With the passage of the Green Bill, the government has pledged to prevent the decline of wildlife.
GREEN organizations yesterday applauded the Government’s “world-first” vow to halt the decline of wildlife within a decade, and hailed the Daily Express for its support.
Following a succession of reports indicating that the Environment Bill was weaker than promised, Environment Secretary George Eustice has tightened it. Mr. Eustice has since changed his mind, promising to “halt the loss in species abundance by 2030.” It is a legally enforceable goal. Endangered species such as red squirrels, hedgehogs, Scottish wildcats, and tree sparrows will benefit from the shift.
The Daily Express, in collaboration with the Wildlife and Countryside Link coalition of green groups, highlighted how the Bill falls short of a legally-binding commitment to prevent ecological declines by 2030.
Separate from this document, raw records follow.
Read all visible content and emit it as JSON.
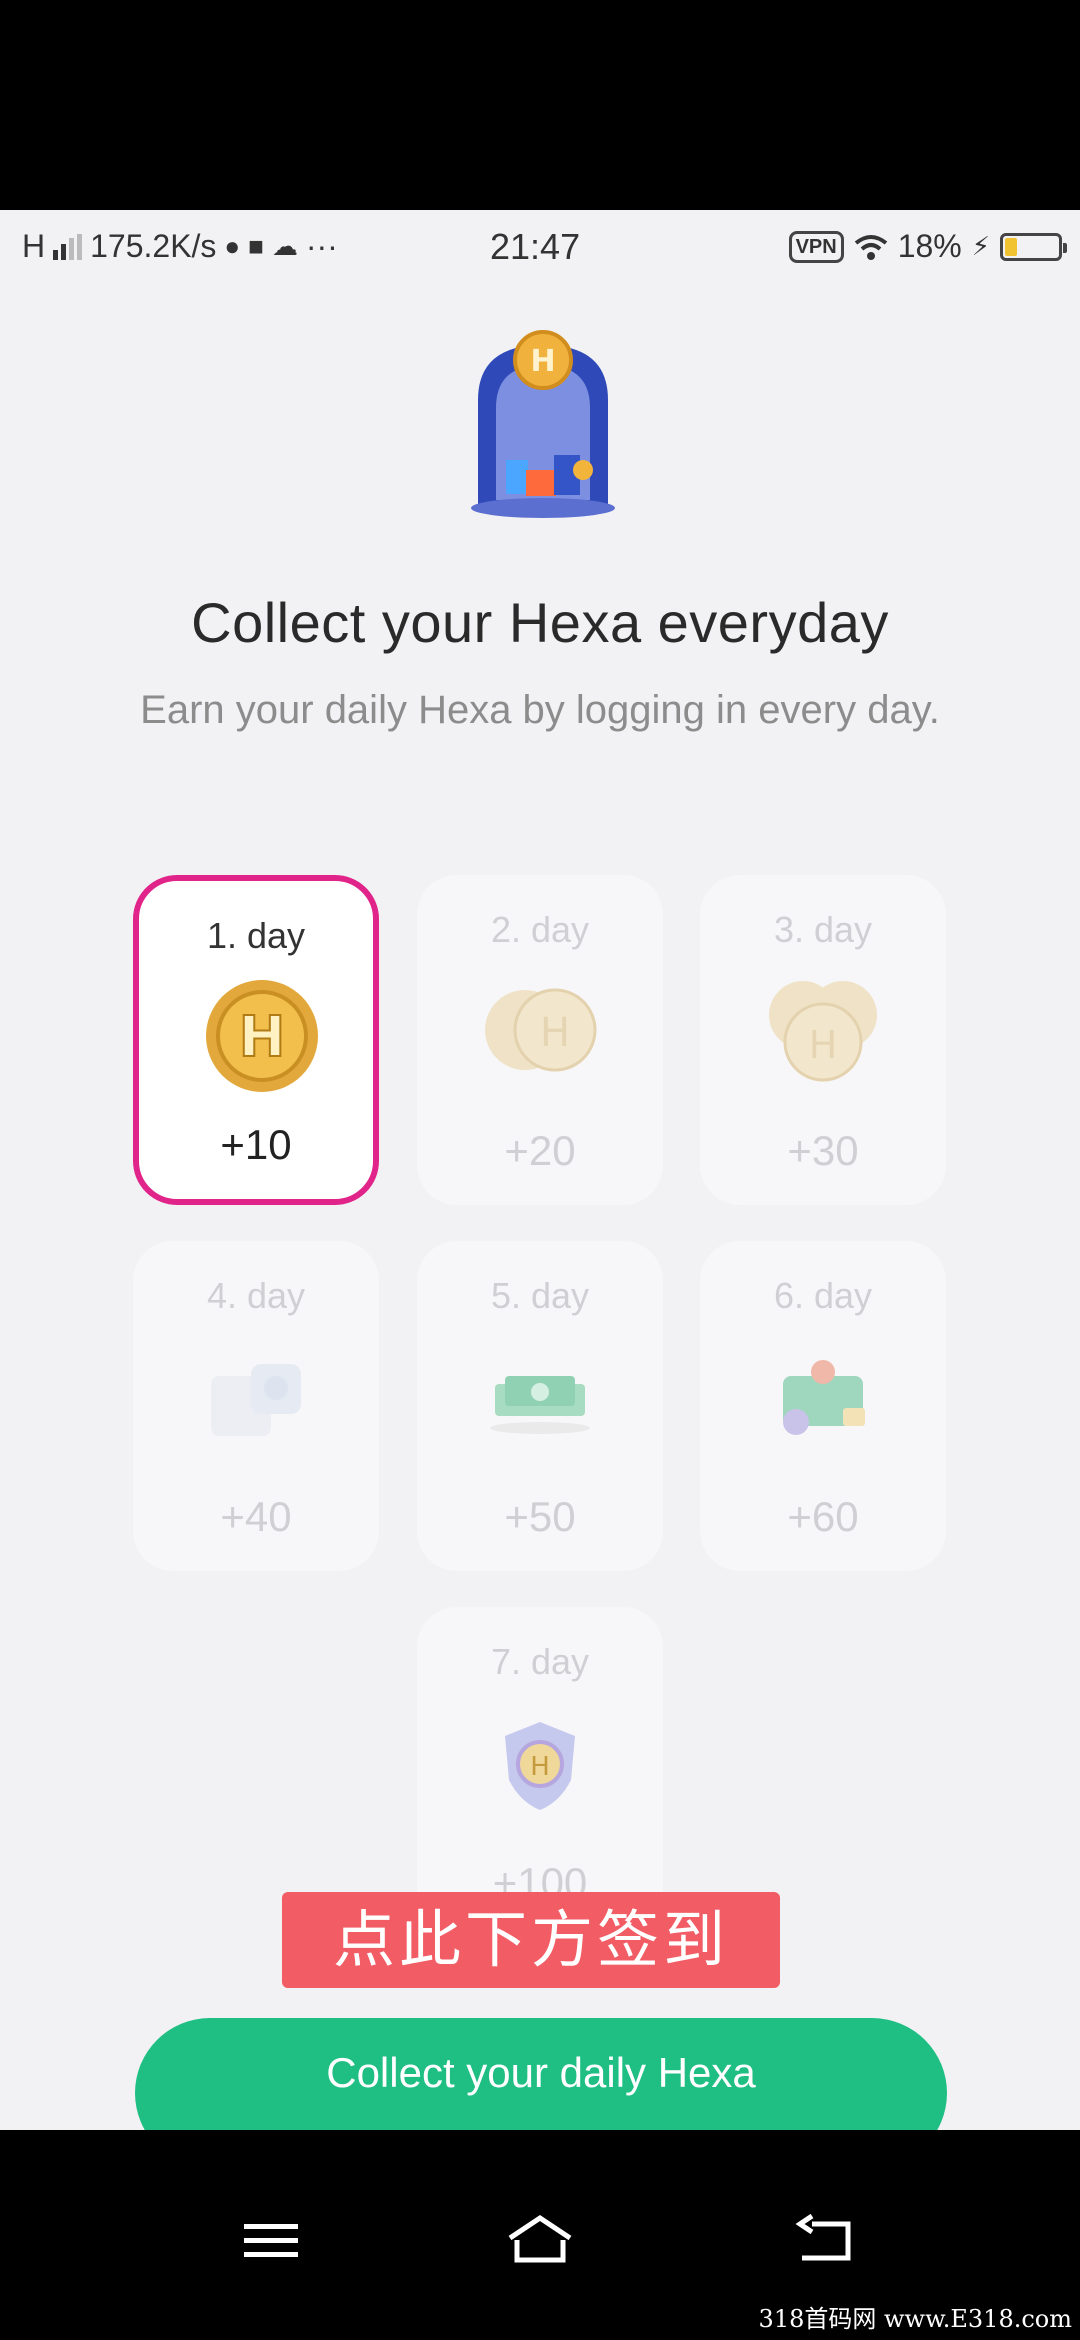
{
  "status_bar": {
    "network": "H",
    "speed": "175.2K/s",
    "more": "···",
    "time": "21:47",
    "vpn": "VPN",
    "battery_percent": "18%",
    "battery_level": 0.18
  },
  "header": {
    "title": "Collect your Hexa everyday",
    "subtitle": "Earn your daily Hexa by logging in every day."
  },
  "days": [
    {
      "label": "1. day",
      "reward": "+10",
      "icon": "coin-icon",
      "active": true
    },
    {
      "label": "2. day",
      "reward": "+20",
      "icon": "two-coins-icon",
      "active": false
    },
    {
      "label": "3. day",
      "reward": "+30",
      "icon": "coin-stack-icon",
      "active": false
    },
    {
      "label": "4. day",
      "reward": "+40",
      "icon": "gift-icon",
      "active": false
    },
    {
      "label": "5. day",
      "reward": "+50",
      "icon": "cash-icon",
      "active": false
    },
    {
      "label": "6. day",
      "reward": "+60",
      "icon": "wallet-icon",
      "active": false
    },
    {
      "label": "7. day",
      "reward": "+100",
      "icon": "shield-badge-icon",
      "active": false
    }
  ],
  "overlay_banner": "点此下方签到",
  "cta": {
    "label": "Collect your daily Hexa"
  },
  "watermark": "318首码网 www.E318.com",
  "colors": {
    "accent_active": "#e0248a",
    "cta": "#1fbf84",
    "banner": "#f25c64",
    "coin": "#e0a83a"
  }
}
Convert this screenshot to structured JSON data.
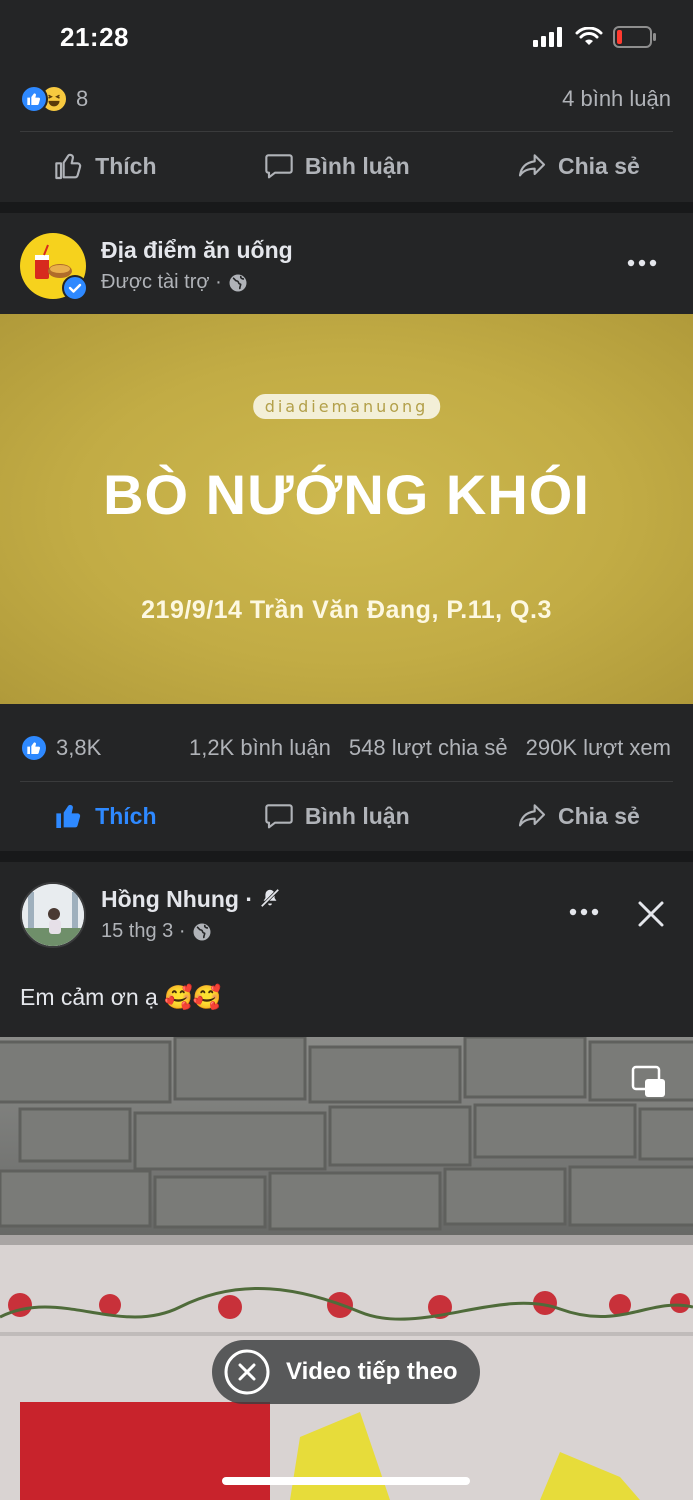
{
  "status_bar": {
    "time": "21:28",
    "battery_level": 0.15
  },
  "post1": {
    "reaction_count": "8",
    "comments": "4 bình luận"
  },
  "actions": {
    "like": "Thích",
    "comment": "Bình luận",
    "share": "Chia sẻ"
  },
  "post2": {
    "page_name": "Địa điểm ăn uống",
    "meta": "Được tài trợ ·",
    "banner": {
      "pill": "diadiemanuong",
      "title": "BÒ NƯỚNG KHÓI",
      "address": "219/9/14 Trần Văn Đang, P.11, Q.3"
    },
    "reaction_count": "3,8K",
    "comments": "1,2K bình luận",
    "shares": "548 lượt chia sẻ",
    "views": "290K lượt xem"
  },
  "post3": {
    "author": "Hồng Nhung",
    "author_suffix": "·",
    "date": "15 thg 3 ·",
    "caption": "Em cảm ơn ạ 🥰🥰",
    "next_video": "Video tiếp theo"
  },
  "colors": {
    "accent": "#2e89ff",
    "card": "#242526",
    "background": "#18191a",
    "banner": "#c2ac45"
  },
  "icons": [
    "signal-icon",
    "wifi-icon",
    "battery-icon",
    "like-reaction-icon",
    "haha-reaction-icon",
    "thumb-up-icon",
    "comment-icon",
    "share-icon",
    "verified-icon",
    "globe-icon",
    "more-icon",
    "close-icon",
    "mute-icon",
    "pip-icon"
  ]
}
The outrage was so widespread that 208,000 people signed a petition for the government to strengthen the clause.
Boris Johnson’s father, Stanley, became embroiled in the controversy. We also brought up criticism from the Conservative Environment Network, a group of over 100 Conservative MPs. Our Green Britain Needs You initiative to support the Green Industrial Revolution includes a call for a legal commitment.
In the run-up to the COP26 climate meeting in Glasgow in November, when all eyes will be on the UK, The Express has emphasized the importance of a strong Environment Bill.
Hedgehogs to turtle doves are among the 41 percent of species in long-term decline, with 15 percent facing extinction.
Conservationists applauded the action, praising ministers for listening and the Daily Express for identifying the gap.
“This improvement to the Environment Bill is a huge success for wildlife,” Wildlife and Countryside Link’s Dr Richard Benwell stated.
“This is a first in the world – a legal requirement to halt the decrease of wildlife after decades of horrible deterioration, which will be enforced in court if the government fails to act.
“When it was first proposed, the Environment Bill lacked the legal support needed to ensure that the government took action to protect animals. With sufficient public support, we could only hope to secure the necessary amendments in Parliament. John Ingham’s reporting and the Daily Express campaign have been invaluable.”
“This has the potential to be nature’s counterpart of our net-zero aim for greenhouse gas emissions,” Conservative Environment Network MP Tracey Crouch said. “Brinkwire Summary News” says that restoring our natural environment will create new jobs.